Comparison of the GCH1 protein from Plasmodium falciparum to GCH1 proteins with known structures. (A) Sequence alignment of the GCH1 proteins. The GCH1 sequences were divided into the N-terminal regulatory domain and the C-terminal enzymatic core with the residue numbers on each diagram. The homology scores compared to P. falciparum GCH1were shown as percent homology and colour shade (100% and black colour to its own sequence). (B) Secondary structure diagram from known GCH1 structures and the homology model of P. falciparum GCH1 with α-helices in orange and β-strands in blue. The secondary structure diagrams of the P. falciparum GCH1 model are at the top of the alignment. The conserved amino acid residues are highlighted in black with labelled key residues (see text for detail). (C) Comparison of the overall homodecameric GCH1 structures. Two face-to-face pentameric rings are coloured in red and blue.

Figure 3

Factors affecting the activities of Plasmodium falciparum GCH1. (A) Effect of temperature shift on the GCH1 activity as shown by the production of the oxidized neopterin product. (B) Effect of salt (KCl) on the GCH1 activity. (C) Effect of pH change on the activity of P. falciparum GCH1. The pH values were varied from pH 5–13 with the data point from pH 7.8, which was chosen for the enzymatic assay.
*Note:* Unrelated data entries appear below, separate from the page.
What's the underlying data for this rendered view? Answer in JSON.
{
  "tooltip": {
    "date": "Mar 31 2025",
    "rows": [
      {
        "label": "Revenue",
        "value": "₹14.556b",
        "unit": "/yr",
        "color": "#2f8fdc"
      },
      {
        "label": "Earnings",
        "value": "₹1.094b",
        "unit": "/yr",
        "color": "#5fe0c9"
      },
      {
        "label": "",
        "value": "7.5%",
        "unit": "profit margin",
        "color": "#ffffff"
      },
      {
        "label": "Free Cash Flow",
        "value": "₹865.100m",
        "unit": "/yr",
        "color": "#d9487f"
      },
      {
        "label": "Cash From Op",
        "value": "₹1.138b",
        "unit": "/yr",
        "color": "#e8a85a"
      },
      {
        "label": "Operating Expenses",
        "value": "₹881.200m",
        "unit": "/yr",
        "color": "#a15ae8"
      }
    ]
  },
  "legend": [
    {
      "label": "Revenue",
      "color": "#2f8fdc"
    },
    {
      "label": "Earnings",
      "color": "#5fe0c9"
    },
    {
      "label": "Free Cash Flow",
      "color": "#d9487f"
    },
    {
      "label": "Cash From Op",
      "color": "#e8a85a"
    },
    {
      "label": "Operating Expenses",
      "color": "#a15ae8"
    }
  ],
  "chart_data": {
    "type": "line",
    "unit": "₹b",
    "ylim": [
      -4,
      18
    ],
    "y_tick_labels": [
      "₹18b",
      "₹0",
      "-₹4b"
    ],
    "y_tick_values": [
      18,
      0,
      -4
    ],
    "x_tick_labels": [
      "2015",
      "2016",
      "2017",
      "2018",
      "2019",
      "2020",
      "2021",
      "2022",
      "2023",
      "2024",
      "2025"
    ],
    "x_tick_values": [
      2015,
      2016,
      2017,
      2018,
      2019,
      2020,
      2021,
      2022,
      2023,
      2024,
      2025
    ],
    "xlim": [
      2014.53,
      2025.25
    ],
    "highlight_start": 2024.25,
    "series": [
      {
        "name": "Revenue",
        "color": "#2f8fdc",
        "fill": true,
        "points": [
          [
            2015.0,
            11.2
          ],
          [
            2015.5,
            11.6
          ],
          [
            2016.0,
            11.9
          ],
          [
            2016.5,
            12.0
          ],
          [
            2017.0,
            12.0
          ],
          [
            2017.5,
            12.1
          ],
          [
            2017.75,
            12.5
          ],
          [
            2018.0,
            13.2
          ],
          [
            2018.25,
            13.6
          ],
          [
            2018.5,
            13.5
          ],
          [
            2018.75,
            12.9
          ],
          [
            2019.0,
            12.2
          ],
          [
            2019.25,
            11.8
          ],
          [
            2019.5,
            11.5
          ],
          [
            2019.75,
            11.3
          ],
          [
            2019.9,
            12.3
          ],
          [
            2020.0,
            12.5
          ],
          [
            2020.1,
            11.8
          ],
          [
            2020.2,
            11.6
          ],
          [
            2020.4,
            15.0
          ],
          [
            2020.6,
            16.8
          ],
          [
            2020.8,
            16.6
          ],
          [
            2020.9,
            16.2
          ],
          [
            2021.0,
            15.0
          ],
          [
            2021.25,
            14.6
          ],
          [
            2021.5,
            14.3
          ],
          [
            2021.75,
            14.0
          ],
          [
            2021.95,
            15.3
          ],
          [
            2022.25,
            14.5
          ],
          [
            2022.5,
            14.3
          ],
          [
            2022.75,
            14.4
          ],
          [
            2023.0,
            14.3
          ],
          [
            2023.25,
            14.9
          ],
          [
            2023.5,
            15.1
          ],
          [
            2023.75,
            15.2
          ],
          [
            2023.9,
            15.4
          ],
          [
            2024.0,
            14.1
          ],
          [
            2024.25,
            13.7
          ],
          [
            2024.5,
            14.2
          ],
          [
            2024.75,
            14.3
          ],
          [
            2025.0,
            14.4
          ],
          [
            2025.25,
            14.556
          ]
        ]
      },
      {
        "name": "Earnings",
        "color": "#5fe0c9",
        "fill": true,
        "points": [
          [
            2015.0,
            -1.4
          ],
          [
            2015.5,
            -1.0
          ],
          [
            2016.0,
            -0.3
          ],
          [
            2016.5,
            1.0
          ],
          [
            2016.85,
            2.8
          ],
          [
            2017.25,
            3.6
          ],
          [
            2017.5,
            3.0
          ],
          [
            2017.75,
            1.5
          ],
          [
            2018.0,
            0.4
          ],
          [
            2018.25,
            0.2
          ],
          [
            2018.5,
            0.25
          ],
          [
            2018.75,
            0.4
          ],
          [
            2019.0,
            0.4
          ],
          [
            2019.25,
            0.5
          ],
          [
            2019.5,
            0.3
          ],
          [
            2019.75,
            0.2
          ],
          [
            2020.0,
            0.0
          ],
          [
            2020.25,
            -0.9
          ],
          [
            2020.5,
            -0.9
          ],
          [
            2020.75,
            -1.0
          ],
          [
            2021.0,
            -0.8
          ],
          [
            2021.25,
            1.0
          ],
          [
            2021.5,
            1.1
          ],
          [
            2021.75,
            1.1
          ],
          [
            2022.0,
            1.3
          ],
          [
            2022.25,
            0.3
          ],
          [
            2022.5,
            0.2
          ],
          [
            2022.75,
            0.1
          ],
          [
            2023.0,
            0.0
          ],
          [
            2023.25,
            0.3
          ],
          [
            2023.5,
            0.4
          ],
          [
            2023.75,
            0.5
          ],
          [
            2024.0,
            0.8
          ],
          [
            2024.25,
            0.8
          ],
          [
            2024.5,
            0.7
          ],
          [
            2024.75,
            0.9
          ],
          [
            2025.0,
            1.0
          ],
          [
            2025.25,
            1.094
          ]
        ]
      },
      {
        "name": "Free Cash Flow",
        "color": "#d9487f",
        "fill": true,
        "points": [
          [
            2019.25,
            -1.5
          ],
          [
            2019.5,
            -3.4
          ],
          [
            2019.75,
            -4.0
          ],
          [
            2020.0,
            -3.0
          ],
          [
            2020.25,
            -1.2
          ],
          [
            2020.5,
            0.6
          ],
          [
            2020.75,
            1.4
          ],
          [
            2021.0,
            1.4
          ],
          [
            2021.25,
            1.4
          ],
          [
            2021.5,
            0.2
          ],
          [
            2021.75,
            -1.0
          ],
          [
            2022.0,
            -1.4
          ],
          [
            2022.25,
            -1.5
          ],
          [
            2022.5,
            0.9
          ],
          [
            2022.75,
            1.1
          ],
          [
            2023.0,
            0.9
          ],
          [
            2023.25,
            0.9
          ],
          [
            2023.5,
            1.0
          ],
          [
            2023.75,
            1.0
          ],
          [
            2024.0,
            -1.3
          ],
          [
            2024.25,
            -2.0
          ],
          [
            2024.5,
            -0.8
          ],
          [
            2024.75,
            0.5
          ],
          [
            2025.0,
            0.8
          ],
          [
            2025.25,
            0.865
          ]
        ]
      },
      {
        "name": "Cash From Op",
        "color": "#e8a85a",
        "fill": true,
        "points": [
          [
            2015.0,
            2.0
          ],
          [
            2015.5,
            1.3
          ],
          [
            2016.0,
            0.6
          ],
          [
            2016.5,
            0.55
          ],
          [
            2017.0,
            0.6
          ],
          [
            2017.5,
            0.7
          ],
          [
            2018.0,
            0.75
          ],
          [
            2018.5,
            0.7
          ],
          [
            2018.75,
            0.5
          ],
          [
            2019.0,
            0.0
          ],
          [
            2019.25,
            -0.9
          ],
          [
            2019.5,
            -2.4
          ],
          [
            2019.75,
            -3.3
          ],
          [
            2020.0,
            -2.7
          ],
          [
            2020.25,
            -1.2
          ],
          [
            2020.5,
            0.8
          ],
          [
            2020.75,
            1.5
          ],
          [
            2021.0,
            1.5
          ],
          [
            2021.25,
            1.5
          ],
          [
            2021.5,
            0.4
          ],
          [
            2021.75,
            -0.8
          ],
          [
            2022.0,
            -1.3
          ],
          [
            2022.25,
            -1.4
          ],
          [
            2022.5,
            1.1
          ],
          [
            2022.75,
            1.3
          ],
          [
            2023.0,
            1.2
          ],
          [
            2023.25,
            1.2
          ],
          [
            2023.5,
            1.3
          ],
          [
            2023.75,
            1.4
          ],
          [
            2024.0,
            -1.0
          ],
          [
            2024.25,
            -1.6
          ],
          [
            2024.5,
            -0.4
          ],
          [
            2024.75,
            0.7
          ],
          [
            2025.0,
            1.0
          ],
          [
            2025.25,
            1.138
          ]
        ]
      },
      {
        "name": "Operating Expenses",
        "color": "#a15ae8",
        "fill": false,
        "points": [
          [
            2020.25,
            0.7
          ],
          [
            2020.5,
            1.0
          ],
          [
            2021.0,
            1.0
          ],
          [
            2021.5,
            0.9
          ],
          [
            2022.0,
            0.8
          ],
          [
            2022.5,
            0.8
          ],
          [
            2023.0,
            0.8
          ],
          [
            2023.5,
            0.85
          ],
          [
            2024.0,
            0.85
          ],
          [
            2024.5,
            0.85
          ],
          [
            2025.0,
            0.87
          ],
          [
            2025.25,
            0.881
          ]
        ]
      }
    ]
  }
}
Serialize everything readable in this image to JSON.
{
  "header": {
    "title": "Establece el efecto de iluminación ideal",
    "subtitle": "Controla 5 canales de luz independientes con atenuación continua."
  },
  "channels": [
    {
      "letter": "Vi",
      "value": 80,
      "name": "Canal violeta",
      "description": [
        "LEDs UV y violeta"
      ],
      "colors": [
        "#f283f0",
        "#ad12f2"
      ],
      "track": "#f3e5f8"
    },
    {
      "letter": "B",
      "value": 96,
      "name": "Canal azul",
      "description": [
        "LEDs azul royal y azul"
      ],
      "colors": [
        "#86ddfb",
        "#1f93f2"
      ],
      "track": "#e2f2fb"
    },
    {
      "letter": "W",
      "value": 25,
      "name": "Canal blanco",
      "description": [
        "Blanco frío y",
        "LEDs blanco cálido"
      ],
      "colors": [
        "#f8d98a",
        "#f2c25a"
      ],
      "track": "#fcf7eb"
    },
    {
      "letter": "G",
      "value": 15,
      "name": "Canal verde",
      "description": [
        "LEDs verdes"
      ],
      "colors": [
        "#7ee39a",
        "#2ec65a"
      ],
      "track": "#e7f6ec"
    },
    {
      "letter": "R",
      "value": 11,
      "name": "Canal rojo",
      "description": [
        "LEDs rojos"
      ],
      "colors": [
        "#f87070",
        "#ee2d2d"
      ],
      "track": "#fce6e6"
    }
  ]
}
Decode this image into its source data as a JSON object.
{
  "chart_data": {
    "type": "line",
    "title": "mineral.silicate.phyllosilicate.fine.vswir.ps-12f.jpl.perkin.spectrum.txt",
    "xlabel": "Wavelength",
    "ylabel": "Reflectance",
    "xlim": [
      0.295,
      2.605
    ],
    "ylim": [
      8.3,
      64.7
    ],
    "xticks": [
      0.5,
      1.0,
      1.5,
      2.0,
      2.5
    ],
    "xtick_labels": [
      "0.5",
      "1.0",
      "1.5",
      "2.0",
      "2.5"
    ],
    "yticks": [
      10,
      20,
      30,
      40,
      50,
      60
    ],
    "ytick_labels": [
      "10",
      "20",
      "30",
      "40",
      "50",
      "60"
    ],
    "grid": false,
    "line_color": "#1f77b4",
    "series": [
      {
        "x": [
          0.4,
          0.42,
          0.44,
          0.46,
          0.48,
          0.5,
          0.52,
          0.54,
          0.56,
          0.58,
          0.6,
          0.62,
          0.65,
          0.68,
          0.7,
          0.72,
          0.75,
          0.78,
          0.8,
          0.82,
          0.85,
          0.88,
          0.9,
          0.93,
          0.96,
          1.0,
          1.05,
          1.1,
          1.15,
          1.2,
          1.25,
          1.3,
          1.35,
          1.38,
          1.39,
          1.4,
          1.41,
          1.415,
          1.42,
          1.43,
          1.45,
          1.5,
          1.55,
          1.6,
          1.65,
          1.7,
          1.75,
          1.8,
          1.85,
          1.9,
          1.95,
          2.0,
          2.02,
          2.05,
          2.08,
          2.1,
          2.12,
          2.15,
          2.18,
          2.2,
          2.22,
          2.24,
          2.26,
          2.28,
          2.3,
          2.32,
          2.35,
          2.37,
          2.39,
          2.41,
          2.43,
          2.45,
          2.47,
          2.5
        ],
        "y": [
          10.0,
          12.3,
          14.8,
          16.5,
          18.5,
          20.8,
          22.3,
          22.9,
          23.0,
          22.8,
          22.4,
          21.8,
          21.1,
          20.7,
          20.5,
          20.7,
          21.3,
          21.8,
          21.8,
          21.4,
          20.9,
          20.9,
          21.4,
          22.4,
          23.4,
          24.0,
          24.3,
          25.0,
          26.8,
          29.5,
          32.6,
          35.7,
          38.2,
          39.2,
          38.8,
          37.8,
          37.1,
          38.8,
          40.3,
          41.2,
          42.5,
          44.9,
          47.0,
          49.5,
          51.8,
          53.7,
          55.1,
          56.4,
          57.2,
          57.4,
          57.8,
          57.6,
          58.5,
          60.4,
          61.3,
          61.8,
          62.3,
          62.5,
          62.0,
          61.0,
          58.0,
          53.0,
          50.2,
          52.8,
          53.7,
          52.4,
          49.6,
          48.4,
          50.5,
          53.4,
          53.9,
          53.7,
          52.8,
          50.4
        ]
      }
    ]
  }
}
Every reaction in Figure 3A-3C was performed for 90 minutes. (D) Effect of 8-oxo-GTP on the activity of P. falciparum GCH1. The inhibitory effect on initial velocity was followed under various substrate concentrations.

Figure 4

Genetic complementation of Plasmodium falciparum GCH1 in bacteria. (A) Mutation effect on P. falciparum gch1 complementation. Wild-type P. falciparum GCH1 can rescue the loss of a bacterial strain without its own gch1 (folE in bacteria). The loss of functional P. falciparum GCH1 as in the H279S mutant abolishes the complementation activity. Naturally-occurring mutations (N88Y and R230K) were also tested for their genetic complementation activities. (B) Effect of the N-terminal truncation on genetic complementation. A series of the N-terminal truncates was made in order to test their effect on genetic complementation. (C) Effect of the C-terminal helix deletion on genetic complementation. The well-conserved C-terminal helix was removed and tested for the complementation activity by the mutant.

Figure 5

Comparison of the Plasmodium falciparum GCH1 homology model and the GCH1 structure from Thermus thermophilus. (A) and (C) the structure of T. thermophilus GCH1 showing the active site. (B) and (D) The homology model of P. falciparum GCH1 with the same views. See text for detail.